One can use the Fourier series representation of the floor function: $\lfloor x\rfloor=\frac{1}{\pi}\sum _{k=1}^{\infty } \frac{1}{k}\sin (2 \pi k x)+x-\frac{1}{2}$. Integrating the $(x-1/2)$ we obtain your expected answer.

Integrate[(n x - 1/2), {x, 0, 1}]

$\frac{n}{2}-\frac{1}{2}$

For the rest, we can verify that it gives zero contribution.

res = 1/π Sum[Integrate[Sin[2 π k x n], {x, 0, 1}]/k, {k, 1,Infinity}]

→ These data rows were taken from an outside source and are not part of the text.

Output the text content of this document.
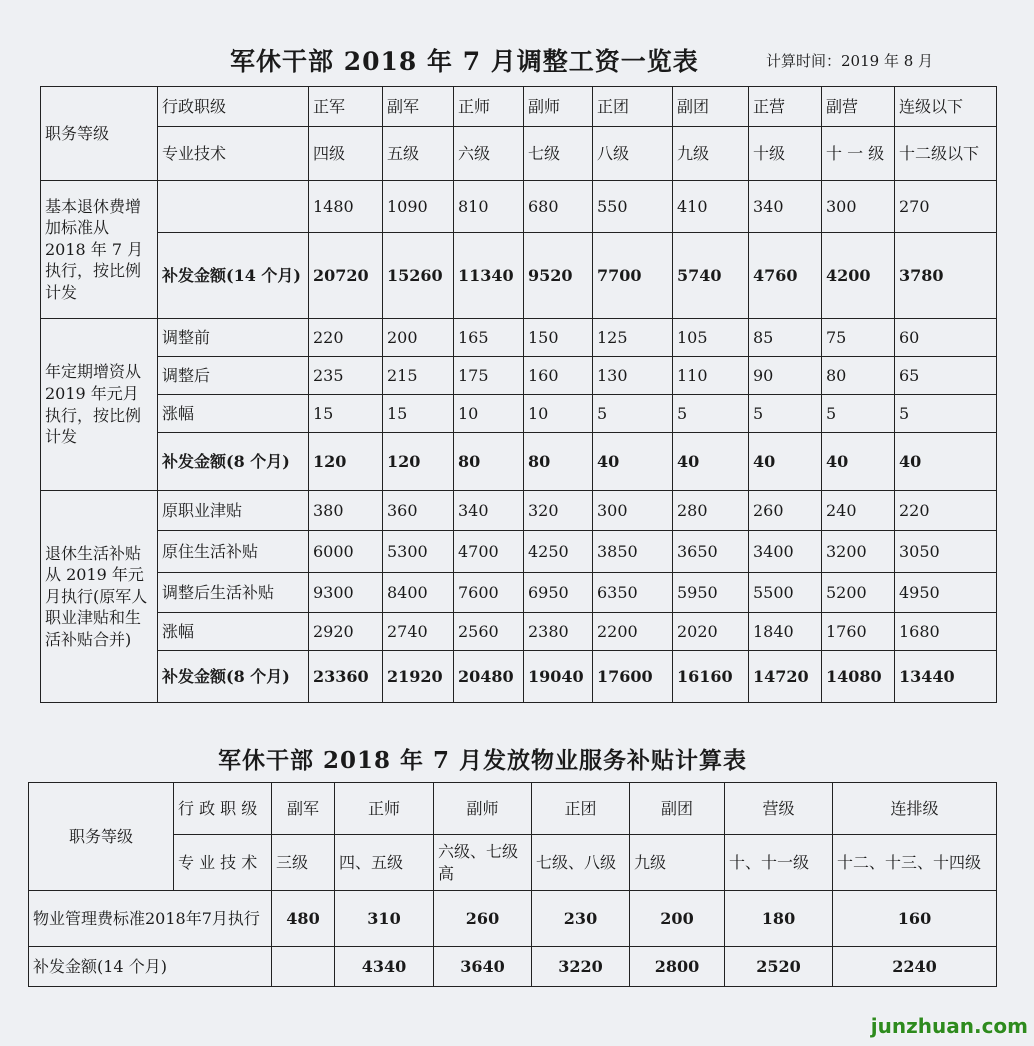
军休干部 2018 年 7 月调整工资一览表	计算时间：2019 年 8 月
职务等级	行政职级	正军	副军	正师	副师	正团	副团	正营	副营	连级以下
	专业技术	四级	五级	六级	七级	八级	九级	十级	十 一 级	十二级以下
基本退休费增加标准从 2018 年 7 月执行，按比例计发		1480	1090	810	680	550	410	340	300	270
	补发金额(14 个月)	20720	15260	11340	9520	7700	5740	4760	4200	3780
年定期增资从 2019 年元月执行，按比例计发	调整前	220	200	165	150	125	105	85	75	60
	调整后	235	215	175	160	130	110	90	80	65
	涨幅	15	15	10	10	5	5	5	5	5
	补发金额(8 个月)	120	120	80	80	40	40	40	40	40
退休生活补贴从 2019 年元月执行(原军人职业津贴和生活补贴合并)	原职业津贴	380	360	340	320	300	280	260	240	220
	原住生活补贴	6000	5300	4700	4250	3850	3650	3400	3200	3050
	调整后生活补贴	9300	8400	7600	6950	6350	5950	5500	5200	4950
	涨幅	2920	2740	2560	2380	2200	2020	1840	1760	1680
	补发金额(8 个月)	23360	21920	20480	19040	17600	16160	14720	14080	13440
军休干部 2018 年 7 月发放物业服务补贴计算表
职务等级	行 政 职 级	副军	正师	副师	正团	副团	营级	连排级
	专 业 技 术	三级	四、五级	六级、七级高	七级、八级	九级	十、十一级	十二、十三、十四级
物业管理费标准2018年7月执行		480	310	260	230	200	180	160
补发金额(14 个月)			4340	3640	3220	2800	2520	2240
junzhuan.com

$\frac{-3 \text{Li}_2\left(e^{-2 i n \pi }\right)-3 \text{Li}_2\left(e^{2 i n \pi }\right)+\pi ^2}{12 \pi ^2 n}$

FullSimplify[res, Assumptions -> n ∈ Integers]
(*0*)

FindSequenceFunction[
  Table[
   Integrate[Floor[n*x], {x, 0, 1}],
   {n, 10}],
  n] ==
 Sum[k/n, {k, 0, n - 1}] ==
 (n - 1)/2

(*  True  *)

If you specify a range for n, then you can use PiecewiseExand and integrate:

Integrate[PiecewiseExpand[Floor[n x], {0 < x < 1, 0 < n < 5}], {x, 0, 1}]